We have completed measurement of the expression-fitness function for a gene, LCB2, that is essential for the production of sphingolipids in the cell. We are now using next-generation sequencing technology to scale up this analysis for a larger number of genes.

Variation in the Carbon Metabolic Network
Related publication: Coevolution trumps pleiotropy: Carbon assimilation traits are independent of metabolic network structure in budding yeast.
A goal in molecular evolution is to understand how evolution acts to integrate selective pressures from diverse and changing environmental parameters in light of constraints imposed by cellular architecture. We are taking advantage of the tremendous diversity for carbon utilization within the species Saccharomyces cerevisiae and S. paradoxus to investigate this. We are studying how sets of metabolic traits co-evolve, and what the effect of sharing of pathways of cellular systems among traits is on their co-evolution. We are taking advantage of natural variation in the number of carbon utilization traits to study whether the complexity of molecular pathways alters the effect of mutational input through canalization or mutational robustness.
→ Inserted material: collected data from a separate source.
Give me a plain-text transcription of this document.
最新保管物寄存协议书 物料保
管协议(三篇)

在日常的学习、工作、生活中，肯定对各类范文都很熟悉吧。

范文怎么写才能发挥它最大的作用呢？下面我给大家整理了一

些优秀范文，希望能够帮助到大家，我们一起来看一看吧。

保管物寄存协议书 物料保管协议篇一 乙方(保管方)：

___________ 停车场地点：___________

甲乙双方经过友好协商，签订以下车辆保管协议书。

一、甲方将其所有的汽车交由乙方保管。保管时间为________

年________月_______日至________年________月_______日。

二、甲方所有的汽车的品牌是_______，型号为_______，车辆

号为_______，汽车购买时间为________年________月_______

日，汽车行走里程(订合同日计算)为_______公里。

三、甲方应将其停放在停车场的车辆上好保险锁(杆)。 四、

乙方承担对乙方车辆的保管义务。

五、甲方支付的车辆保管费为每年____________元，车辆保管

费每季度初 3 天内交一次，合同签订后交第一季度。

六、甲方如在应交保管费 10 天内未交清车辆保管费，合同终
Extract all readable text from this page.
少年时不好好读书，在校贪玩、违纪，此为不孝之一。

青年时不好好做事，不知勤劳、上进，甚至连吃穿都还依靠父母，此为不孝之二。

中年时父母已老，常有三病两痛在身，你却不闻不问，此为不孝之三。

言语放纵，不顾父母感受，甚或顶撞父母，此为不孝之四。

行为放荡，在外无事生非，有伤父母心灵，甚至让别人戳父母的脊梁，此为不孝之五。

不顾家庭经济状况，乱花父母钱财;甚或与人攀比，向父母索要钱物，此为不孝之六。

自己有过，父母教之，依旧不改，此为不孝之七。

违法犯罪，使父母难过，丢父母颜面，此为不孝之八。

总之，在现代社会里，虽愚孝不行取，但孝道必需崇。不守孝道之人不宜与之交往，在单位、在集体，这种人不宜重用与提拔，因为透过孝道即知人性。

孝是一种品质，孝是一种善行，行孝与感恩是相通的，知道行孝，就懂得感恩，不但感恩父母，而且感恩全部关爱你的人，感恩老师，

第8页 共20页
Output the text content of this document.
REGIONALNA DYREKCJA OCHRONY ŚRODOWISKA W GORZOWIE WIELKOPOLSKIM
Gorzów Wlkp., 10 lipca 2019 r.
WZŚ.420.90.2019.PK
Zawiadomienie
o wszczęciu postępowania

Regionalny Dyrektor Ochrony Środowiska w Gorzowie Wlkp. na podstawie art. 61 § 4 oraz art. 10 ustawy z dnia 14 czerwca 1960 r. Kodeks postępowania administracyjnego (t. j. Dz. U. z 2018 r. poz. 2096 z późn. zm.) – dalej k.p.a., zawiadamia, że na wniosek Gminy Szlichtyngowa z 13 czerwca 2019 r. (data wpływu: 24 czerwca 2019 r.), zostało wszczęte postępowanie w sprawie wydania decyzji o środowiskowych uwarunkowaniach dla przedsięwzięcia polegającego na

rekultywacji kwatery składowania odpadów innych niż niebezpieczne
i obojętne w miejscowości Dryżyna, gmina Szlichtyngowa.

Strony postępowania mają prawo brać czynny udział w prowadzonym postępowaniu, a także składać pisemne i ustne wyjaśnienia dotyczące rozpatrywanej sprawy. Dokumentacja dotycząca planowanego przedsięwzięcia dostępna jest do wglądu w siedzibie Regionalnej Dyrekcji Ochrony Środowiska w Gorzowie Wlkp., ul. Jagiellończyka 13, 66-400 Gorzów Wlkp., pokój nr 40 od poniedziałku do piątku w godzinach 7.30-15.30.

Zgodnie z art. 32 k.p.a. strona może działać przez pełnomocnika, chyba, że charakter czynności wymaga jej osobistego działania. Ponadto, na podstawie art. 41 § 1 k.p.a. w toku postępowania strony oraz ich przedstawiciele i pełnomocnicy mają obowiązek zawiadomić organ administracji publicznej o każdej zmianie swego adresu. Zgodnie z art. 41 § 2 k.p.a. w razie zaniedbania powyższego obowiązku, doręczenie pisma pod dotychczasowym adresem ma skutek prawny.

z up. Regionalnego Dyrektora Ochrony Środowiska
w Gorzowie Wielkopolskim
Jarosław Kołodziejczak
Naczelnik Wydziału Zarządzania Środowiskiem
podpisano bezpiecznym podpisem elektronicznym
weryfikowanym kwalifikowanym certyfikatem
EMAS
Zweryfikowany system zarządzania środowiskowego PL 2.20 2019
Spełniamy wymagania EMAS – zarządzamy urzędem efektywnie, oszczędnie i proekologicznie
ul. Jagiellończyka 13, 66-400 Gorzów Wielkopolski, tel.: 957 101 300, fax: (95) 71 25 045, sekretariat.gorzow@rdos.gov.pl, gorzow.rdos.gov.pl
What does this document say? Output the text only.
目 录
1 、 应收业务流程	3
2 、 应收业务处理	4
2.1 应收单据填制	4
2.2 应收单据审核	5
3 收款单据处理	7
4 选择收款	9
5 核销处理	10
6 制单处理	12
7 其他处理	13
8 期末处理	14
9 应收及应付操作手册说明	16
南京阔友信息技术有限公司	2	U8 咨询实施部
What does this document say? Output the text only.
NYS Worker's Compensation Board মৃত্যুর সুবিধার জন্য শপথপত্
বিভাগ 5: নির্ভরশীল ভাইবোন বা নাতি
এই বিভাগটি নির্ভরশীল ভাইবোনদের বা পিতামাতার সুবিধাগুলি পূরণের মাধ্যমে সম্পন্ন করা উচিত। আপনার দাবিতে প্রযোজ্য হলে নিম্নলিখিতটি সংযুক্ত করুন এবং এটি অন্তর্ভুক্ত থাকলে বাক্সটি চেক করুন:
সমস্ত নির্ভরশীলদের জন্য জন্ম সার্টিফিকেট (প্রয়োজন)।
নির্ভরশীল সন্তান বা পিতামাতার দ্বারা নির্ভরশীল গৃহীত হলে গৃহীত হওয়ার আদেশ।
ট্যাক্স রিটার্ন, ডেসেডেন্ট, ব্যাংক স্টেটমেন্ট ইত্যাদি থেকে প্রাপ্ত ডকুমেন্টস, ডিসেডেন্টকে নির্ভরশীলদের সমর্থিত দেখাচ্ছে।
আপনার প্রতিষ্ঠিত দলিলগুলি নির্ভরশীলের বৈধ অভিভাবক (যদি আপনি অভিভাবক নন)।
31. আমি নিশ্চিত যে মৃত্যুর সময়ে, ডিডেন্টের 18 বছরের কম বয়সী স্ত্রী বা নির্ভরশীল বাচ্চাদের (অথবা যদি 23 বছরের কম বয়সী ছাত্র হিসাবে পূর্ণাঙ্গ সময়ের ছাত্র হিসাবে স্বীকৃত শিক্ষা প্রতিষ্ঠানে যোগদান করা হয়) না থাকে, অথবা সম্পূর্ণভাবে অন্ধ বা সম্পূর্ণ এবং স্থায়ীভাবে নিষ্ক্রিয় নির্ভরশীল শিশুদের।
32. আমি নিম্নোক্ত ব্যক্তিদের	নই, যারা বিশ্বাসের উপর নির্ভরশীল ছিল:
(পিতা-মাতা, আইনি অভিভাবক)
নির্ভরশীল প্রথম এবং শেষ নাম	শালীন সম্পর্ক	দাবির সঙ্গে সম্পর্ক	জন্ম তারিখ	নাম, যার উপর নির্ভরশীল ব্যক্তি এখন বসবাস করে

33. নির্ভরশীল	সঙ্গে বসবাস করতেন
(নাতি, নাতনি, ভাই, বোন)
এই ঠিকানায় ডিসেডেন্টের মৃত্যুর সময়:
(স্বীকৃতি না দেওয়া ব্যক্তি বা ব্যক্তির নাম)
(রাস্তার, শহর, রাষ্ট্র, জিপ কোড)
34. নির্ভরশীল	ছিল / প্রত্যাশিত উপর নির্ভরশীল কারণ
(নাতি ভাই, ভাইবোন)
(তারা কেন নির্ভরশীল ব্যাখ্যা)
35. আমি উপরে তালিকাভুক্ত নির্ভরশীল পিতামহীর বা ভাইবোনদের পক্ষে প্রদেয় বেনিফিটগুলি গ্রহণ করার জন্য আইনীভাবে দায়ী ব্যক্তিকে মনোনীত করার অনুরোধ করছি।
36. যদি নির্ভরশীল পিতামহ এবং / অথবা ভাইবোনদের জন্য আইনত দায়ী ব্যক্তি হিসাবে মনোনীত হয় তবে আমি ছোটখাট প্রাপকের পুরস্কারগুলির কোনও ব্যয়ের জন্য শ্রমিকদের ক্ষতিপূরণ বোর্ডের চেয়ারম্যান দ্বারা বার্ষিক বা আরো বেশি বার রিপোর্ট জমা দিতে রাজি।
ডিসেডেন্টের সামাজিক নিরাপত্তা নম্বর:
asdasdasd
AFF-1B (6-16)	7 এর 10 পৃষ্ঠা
Protein Interaction Stability, Degree, and Authenticity
We are investigating model-based integration among various types of protein-protein interaction data with the goal of robust inference of the degree, stability, and reality of individual interactions.

Phylogenetics and Horizontal Gene Transfer
Related publications: Massive mitochondrial gene transfer in a parasitic flowering plant clade,Horizontal transfer of expressed genes in a parasitic flowering plant, Sulfate activation enzymes: phylogeny and association with pyrophosphatase, Strong mitochondrial DNA support for a Cretaceous origin of modern avian lineages, and others listed here.
We use phylogenetic methods to detect horizontal gene transfer, to reconstruct ancestral protein and regulatory sequences, and to test biological hypotheses. We are particularly interested in statistical methods to reject or accept alternative biological hypotheses.

Interfering Interactions as a Driver of Regulatory Architecture
We are examining the extent that modularity is driven by avoidance of gain-of-function mutations, including avoidance of deleterious pairwise interactions. We artificially turn genes on at the same time to see if there is an epistatic cost for co-expression.